I do not believe that he could have touched these simple people had he not looked the part of prophet and saint. The old Grimshaw was gone. In his place an emaciated fanatic, unconscious of appetite, unaware of self, with burning eyes and tangled beard! That finished ugliness turned spiritual—a self-flagellated aesthete. He claimed that he could enter the shadowy confines of the "next world." Not heaven. Not hell. A neutral ground between the familiar earth and an inexplicable territory of the spirit. Here, he said, the dead suffered bewilderment; they remembered, desired, and regretted the life they had just left, without understanding what lay ahead. So far he could go with them. So far and no farther….

Personal immortality is the most alluring hope ever dangled before humanity. All of us secretly desire it. None of us really believe in it. As you say, all of us are afraid and some of us laugh to hide our fear. Grimshaw wasn't afraid. Nor did he laugh. He knew. And you remember his eloquence—seductive words, poignant, delicious, memorable words! In his Chelsea days, he had made you sultry with hate. Now, as Pierre Pilleux, he made you believe in the shining beauty of the indestructible, the unconquerable dead. You saw them, a host of familiar figures, walking fearlessly away from you toward the brightness of a distant horizon. You heard them, murmuring together, as they passed out of sight, going forward to share the common and ineffable experience.

Well…. The pagan had disappeared in the psychic! Cecil Grimshaw's melancholy and pessimism, his love of power, his delight in cruelty, in beauty, in the erotic, the violent, the strange, had vanished! Pierre Pilleux was a humanitarian. Cecil Grimshaw never had been. Grimshaw had revolted against ugliness as a dilettante objects to the mediocre in art. Pierre Pilleux was conscious of social ugliness. Having become aware of it, he was a potent rebel. He began to write in French, spreading his revolutionary doctrine of facile spiritual reward. He splintered purgatory into fragments; what he offered was an earthly paradise—humanity given eternal absolution, freed of fear, prejudice, hatred—above all, of fear—and certain of endless life.

Now that we have entered the cosmic era, we look back at him with understanding. Then, he was a radical and an atheist.

Of course he had followers—seekers after eternity who drank his promises like thirsty wanderers come upon a spring in the desert. To some of them he was a god. To some, a mystic. To some, a healer. To some—and they were the ones who finally controlled his destiny—he was simply a dangerous lunatic.
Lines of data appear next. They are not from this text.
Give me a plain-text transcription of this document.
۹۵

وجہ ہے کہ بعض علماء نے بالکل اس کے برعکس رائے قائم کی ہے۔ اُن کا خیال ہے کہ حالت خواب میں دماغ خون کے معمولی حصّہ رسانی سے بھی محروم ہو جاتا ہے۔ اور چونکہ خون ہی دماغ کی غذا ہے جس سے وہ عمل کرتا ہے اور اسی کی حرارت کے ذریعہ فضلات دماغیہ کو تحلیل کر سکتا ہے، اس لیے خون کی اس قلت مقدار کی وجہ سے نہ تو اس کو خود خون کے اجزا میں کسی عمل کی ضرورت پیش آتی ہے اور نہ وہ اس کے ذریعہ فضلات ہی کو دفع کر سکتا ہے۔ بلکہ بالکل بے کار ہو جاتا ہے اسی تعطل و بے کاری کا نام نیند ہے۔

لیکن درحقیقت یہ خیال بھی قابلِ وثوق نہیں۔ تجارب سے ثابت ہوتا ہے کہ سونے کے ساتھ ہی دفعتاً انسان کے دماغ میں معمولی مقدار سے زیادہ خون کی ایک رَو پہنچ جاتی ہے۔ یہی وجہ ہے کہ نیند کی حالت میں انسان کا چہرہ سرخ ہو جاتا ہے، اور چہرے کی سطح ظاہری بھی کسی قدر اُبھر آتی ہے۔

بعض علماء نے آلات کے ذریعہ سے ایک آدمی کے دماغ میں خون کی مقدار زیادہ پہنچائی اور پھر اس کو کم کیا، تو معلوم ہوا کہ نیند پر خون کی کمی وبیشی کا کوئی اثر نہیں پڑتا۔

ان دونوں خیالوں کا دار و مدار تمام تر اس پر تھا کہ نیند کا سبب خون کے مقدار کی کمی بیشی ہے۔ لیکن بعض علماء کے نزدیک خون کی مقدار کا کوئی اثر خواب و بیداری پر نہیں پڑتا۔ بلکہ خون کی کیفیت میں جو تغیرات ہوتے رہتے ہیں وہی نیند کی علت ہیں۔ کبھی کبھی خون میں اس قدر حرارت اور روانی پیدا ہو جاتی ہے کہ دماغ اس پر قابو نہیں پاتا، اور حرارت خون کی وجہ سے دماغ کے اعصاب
Two women in Marseilles committed suicide—they were followers, disciples, whatever you choose to call them. At any rate, they believed that where it was so simple a matter to die, it was foolish to stay on in a world that had treated them badly. One had lost a son, the other a lover. One shot herself; the other drowned herself in the canal. And both of them left letters addressed to Pilleux—enough to damn him in the eyes of authority. He was told that he might leave France, or take the consequences—a mild enough warning, but it worked. He dared not provoke an inquiry into his past. So he shipped on board a small Mediterranean steamer as fireman, and disappeared, no one knew where.

Two years later he reappeared in Africa. Marie was with him. They were living in a small town on the rim of the desert near Biskra. Grimshaw occupied a native house—a mere hovel, flat-roofed, sun-baked, bare as a hermit's cell. Marie had hired herself out as femme de chambre in the only hotel in the place. "I watched over him," she told me. "And believe me, monsieur, he needed care! He was thin as a ghost. He had starved more than once during those two years. He told me to go back to France, to seek happiness for myself. But for me happiness was with him. I laughed and stayed. I loved him—magnificently, monsieur."

Grimshaw was writing again—in French—and his work began to appear in the Parisian journals, a strange poetic prose impregnated with mysticism. It was Grimshaw, sublimated. I saw it myself, although at that time I had not heard Waram's story. The French critics saw it. "This Pilleux is as picturesque as the English poet, Grimshaw. The style is identical." Waram saw it. He read everything that Pilleux wrote—with eagerness, with terror. Finally, driven by curiosity, he went to Paris, got Pilleux's address from the editor of Gil Blas, and started for Africa.

Grimshaw is a misty figure at the last. You see him faintly—an exile, racially featureless, wearing a dirty white native robe, his face wrinkled by exposure to the sun, his eyes burning. Marie says that he prowled about the village at night, whispering to himself, his head thrown back, pointing his beard at the stars. He wrote in the cool hours before dawn, and later, when the village quivered in heat fumes and he slept, Marie posted what he had written to Paris.

One day he took her head between his hands and said very gently: "Why don't you get a lover? Take life while you can."